I have definitely thought about this idea as well. As Americans our lands are equally stolen and founded on the bloodshed of Native Americans and others. Does it make it more right that it was centuries ago? Nope, definitely not, but the opposite does seem to be to be more wrong when it occurs in the present, wherever it may be. In a period where our ethics and morals have supposedly evolved into something more humane. Perhaps we haven't changed at all.

Bruce Kratky said...

Andrew, we have not changed at all. That is what I feel is the sad reality of the Middle East and so many other places. We westerners have a most insulated view of life compared to many of the cultures of the world. Some of my insulation was peeled off when we were in Cairo together. Thank you.

Though you enjoy Cairo and have come to love some of its people... life there can be very brutal. Little time to think. Little time to read and study. Little time to consider the finer points of history and to learn from them. When I said "we" in the first sentence I meant humanity in general. So much of humanity's time is spent on simple survival. Maslow's hierarchy of needs shows that most are still looking for shelter, water, food. They are not into the "self actualization" in life that perhaps you and I have been privileged to experience. I am haunted by some of the scenes in Cairo, in a good way spiritually, yet I know that what I saw there was relative wealth compared to so many other places. You know this much better than I.

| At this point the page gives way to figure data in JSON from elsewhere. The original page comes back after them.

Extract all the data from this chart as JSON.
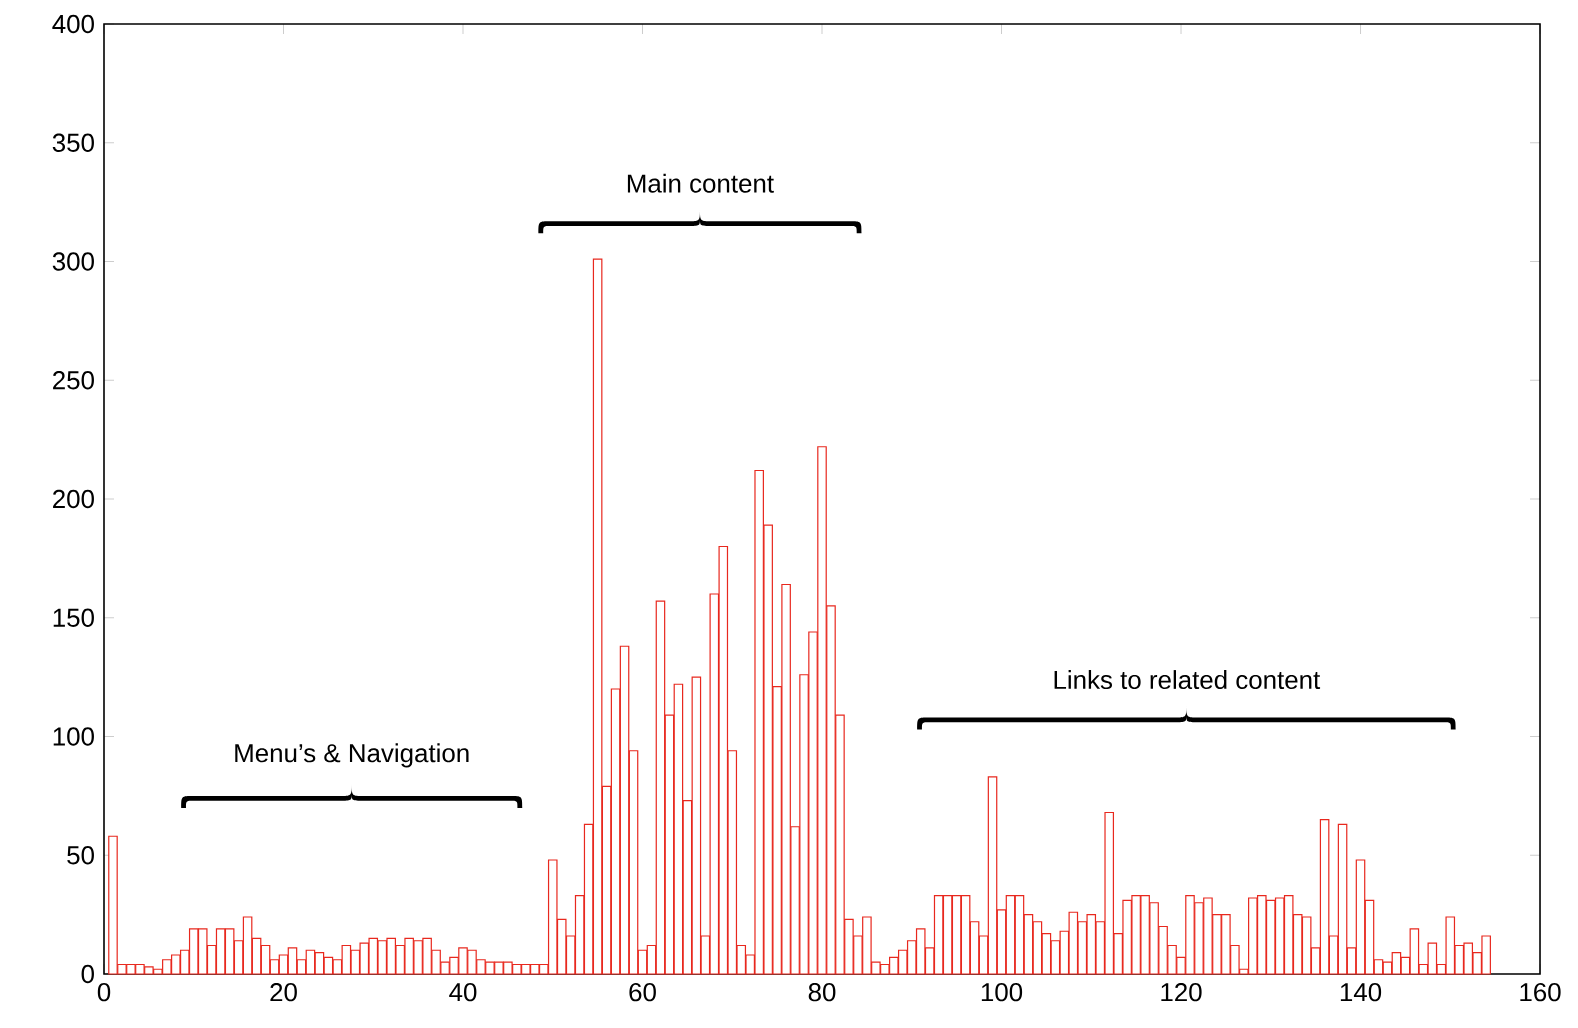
{
  "chart_data": {
    "type": "bar",
    "x": [
      1,
      2,
      3,
      4,
      5,
      6,
      7,
      8,
      9,
      10,
      11,
      12,
      13,
      14,
      15,
      16,
      17,
      18,
      19,
      20,
      21,
      22,
      23,
      24,
      25,
      26,
      27,
      28,
      29,
      30,
      31,
      32,
      33,
      34,
      35,
      36,
      37,
      38,
      39,
      40,
      41,
      42,
      43,
      44,
      45,
      46,
      47,
      48,
      49,
      50,
      51,
      52,
      53,
      54,
      55,
      56,
      57,
      58,
      59,
      60,
      61,
      62,
      63,
      64,
      65,
      66,
      67,
      68,
      69,
      70,
      71,
      72,
      73,
      74,
      75,
      76,
      77,
      78,
      79,
      80,
      81,
      82,
      83,
      84,
      85,
      86,
      87,
      88,
      89,
      90,
      91,
      92,
      93,
      94,
      95,
      96,
      97,
      98,
      99,
      100,
      101,
      102,
      103,
      104,
      105,
      106,
      107,
      108,
      109,
      110,
      111,
      112,
      113,
      114,
      115,
      116,
      117,
      118,
      119,
      120,
      121,
      122,
      123,
      124,
      125,
      126,
      127,
      128,
      129,
      130,
      131,
      132,
      133,
      134,
      135,
      136,
      137,
      138,
      139,
      140,
      141,
      142,
      143,
      144,
      145,
      146,
      147,
      148,
      149,
      150,
      151,
      152,
      153,
      154
    ],
    "values": [
      58,
      4,
      4,
      4,
      3,
      2,
      6,
      8,
      10,
      19,
      19,
      12,
      19,
      19,
      14,
      24,
      15,
      12,
      6,
      8,
      11,
      6,
      10,
      9,
      7,
      6,
      12,
      10,
      13,
      15,
      14,
      15,
      12,
      15,
      14,
      15,
      10,
      5,
      7,
      11,
      10,
      6,
      5,
      5,
      5,
      4,
      4,
      4,
      4,
      48,
      23,
      16,
      33,
      63,
      301,
      79,
      120,
      138,
      94,
      10,
      12,
      157,
      109,
      122,
      73,
      125,
      16,
      160,
      180,
      94,
      12,
      8,
      212,
      189,
      121,
      164,
      62,
      126,
      144,
      222,
      155,
      109,
      23,
      16,
      24,
      5,
      4,
      7,
      10,
      14,
      19,
      11,
      33,
      33,
      33,
      33,
      22,
      16,
      83,
      27,
      33,
      33,
      25,
      22,
      17,
      14,
      18,
      26,
      22,
      25,
      22,
      68,
      17,
      31,
      33,
      33,
      30,
      20,
      12,
      7,
      33,
      30,
      32,
      25,
      25,
      12,
      2,
      32,
      33,
      31,
      32,
      33,
      25,
      24,
      11,
      65,
      16,
      63,
      11,
      48,
      31,
      6,
      5,
      9,
      7,
      19,
      4,
      13,
      4,
      24,
      12,
      13,
      9,
      16
    ],
    "color": "#e8281e",
    "xlim": [
      0,
      160
    ],
    "ylim": [
      0,
      400
    ],
    "xticks": [
      0,
      20,
      40,
      60,
      80,
      100,
      120,
      140,
      160
    ],
    "yticks": [
      0,
      50,
      100,
      150,
      200,
      250,
      300,
      350,
      400
    ],
    "annotations": [
      "Menu’s & Navigation",
      "Main content",
      "Links to related content"
    ]
  }
}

I think the leadership in Israel sees these points I make. I think they feel they are dealing with very primitive instincts in those who oppose them. Certainly they believe, reasonably so, that these ancient animosities if left unchecked would lead to their extermination. That some Jews use this for wrong is a point I would concede. That all Jews act wrongly and rationalize violence toward others based on fear I do not accept. I do know that many Jews, particularly the elders, fear for their young, that their youth, never having experienced the concentration camps, will revert their nation into the oppressor. At some level they are there now. But, they do, I feel, have a national conscience that at some level fears God.

We must continually pray for all. We must somehow try to do better and help others to do better. We must find what is the ultimate expression of love to both Jew and Palestinian. For my take... they need to learn and experience "grace."